Kann ein Spielfilm über das Massaker am 22. Juli 2011 auf der norwegischen Insel Utøya seriös sein oder läuft er Gefahr, in das Genre "Horrorfilm" abzufallen? Ist er respektvoll gegenüber den Opfern und ihren Angehörigen? Diese Fragen stellten sich die ehrenamtlichen Mitarbeiterinnen des WEISSEN RINGS Christine Brill und Adelina Michalk, als sie gebeten wurden, für ein Filmgespräch zur Verfügung zu stehen. Das Programmkino 3001 im Schanzenviertel zeigte am vergangenen Sonntag den Spielfilm „Utøya 22. Juli“ des norwegischen Regisseurs Erik Poppe und wollte im Anschluss den Zuschauern die Möglichkeit bieten, über den Film zu sprechen.
Die Ereignisse vor sieben Jahren, auf denen der Spielfilm basiert, bleiben so unvergessen wie unfassbar. Ein rechtsterroristischer Norweger tötete nach vollendeten Anschlägen in Oslo auf der Insel Utøya 69 Menschen, überwiegend Kinder und Jugendliche, die an einem Sommercamp der sozialdemokratischen Arbeiterpartei teilnahmen, und verletzte 33 weitere von ihnen.
Um das sehr sensible Thema filmisch umsetzen zu können und die Zuschauer in das traumatiserende Geschehen einzubeziehen, drehte Poppe in einer Echtzeit von 72 Minuten, genau der Dauer des Massakers, in nur einer Einstellung konsequent aus der Opferperspektive. Die fiktive Handlung bleibt nah bei seiner jugendlichen Hauptfigur Kaja und zeigt ihre Flucht vor den Schüssen, ihre Todesangst und zugleich ihre verzweifelte Suche nach der jüngeren Schwester. Die lebensbedrohliche und zugleich gesichtslose Präsenz des Mörders verdeutlichen die mal entfernten, mal erschreckend nah wirkenden, dumpfen Schüsse. die die Zuschauer unweigerlich zusammenzucken lassen. Aus Respekt vor den Opfern wird, bis auf wenige Ausnahmen, auf die schauspielerische Darstellung getöteter Menschen verzichtet.

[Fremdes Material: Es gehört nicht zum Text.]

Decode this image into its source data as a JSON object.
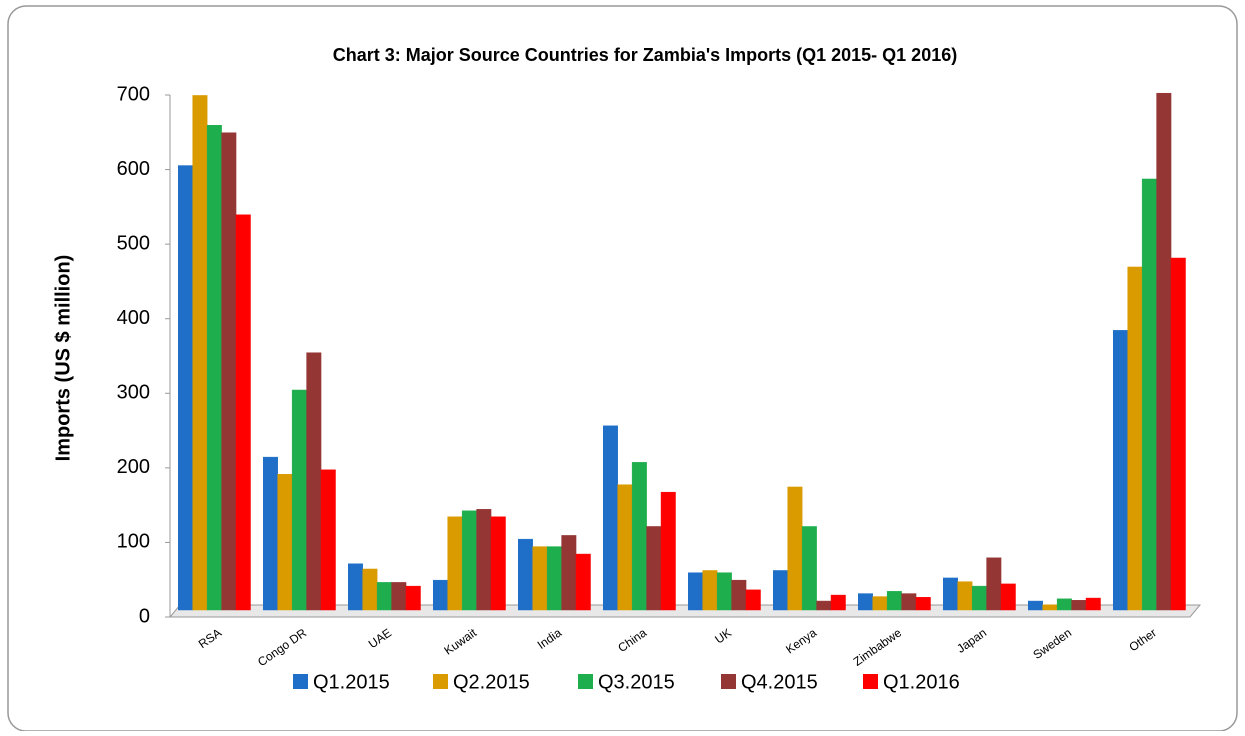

Der aufwühlende Spielfilm hinterließ beim Publikum eine Phase der Sprachlosigkeit und ambivalente Gefühle. Diskussionspunkte im Anschluss waren neben inhaltlichen Aspekten auch formale, deren Sachlichkeit eine erleichternde Abgrenzung von dem vorangegangenen emotionalen Sog des Films ermöglichte. Die Zuschauer beschäftigten folgende Aspekte: Wie sinnvoll ist eine Verfilmung dieser unfassbar grausamen Tat? Für welche Zielgruppen ist der Film gedacht? Wie ist die angewandte Dramaturgie des Regisseurs zu bewerten? Ist die Darstellung der Opferperspektive realistisch? Und losgelöst von dem Film: Haben Angehörige und Überlebende eine Chance auf Traumabewältigung? Wie mag es ihnen heute, sieben Jahre nach dem Grauen, gehen? Finden sie zurück in ihr Leben?
Poppes Spielfilm warf viele Fragen auf. Die Meinungen zu der Existenzberechtigung des Spielfilms werden kontrovers bleiben. „Die Ereignisse aus der Opferperspektive zu betrachten, ist aber die denkbar beste Option, einen solchen Film zu inszenieren“, urteilte Adelina Michalk. Dem fügte Christine Brill hinzu: „Da Poppe seine Aufmerksamkeit ausschließlich den Opfern widmet, setzt er ein deutliches Zeichen gegen das Vergessen der getöteten Menschen. Dem Täter, der darstellerisch nur schemenhaft und in den Texttafeln des Abspanns bewusst namenlos bleibt, entzieht er rigoros die Plattform.“
Eindringlicher als geschriebene Worte, führt das Medium Film den Zuschauern buchstäblich vor Augen, worin ungezügelter Hass auf eine liberale, multikulturelle Gesellschaft zu gipfeln vermag. Das Attentat hatte nicht nur eine persönliche Dimension für die Opfer und ihre Angehörigen, sondern auch eine politische Dimension für Norwegen und darüber hinaus für Europa. In der heutigen Zeit, in der eine gesellschaftliche Spaltung deutlich wahrnehmbar ist und gruppenbezogene Menschenfeindlichkeit zunimmt, stellt Poppes Spielfilm ein eindringliches Instrument dar, um auf die Gefahr hinzuweisen, die sich in ihrer perversesten Form in einem Gewaltexzess äußern kann.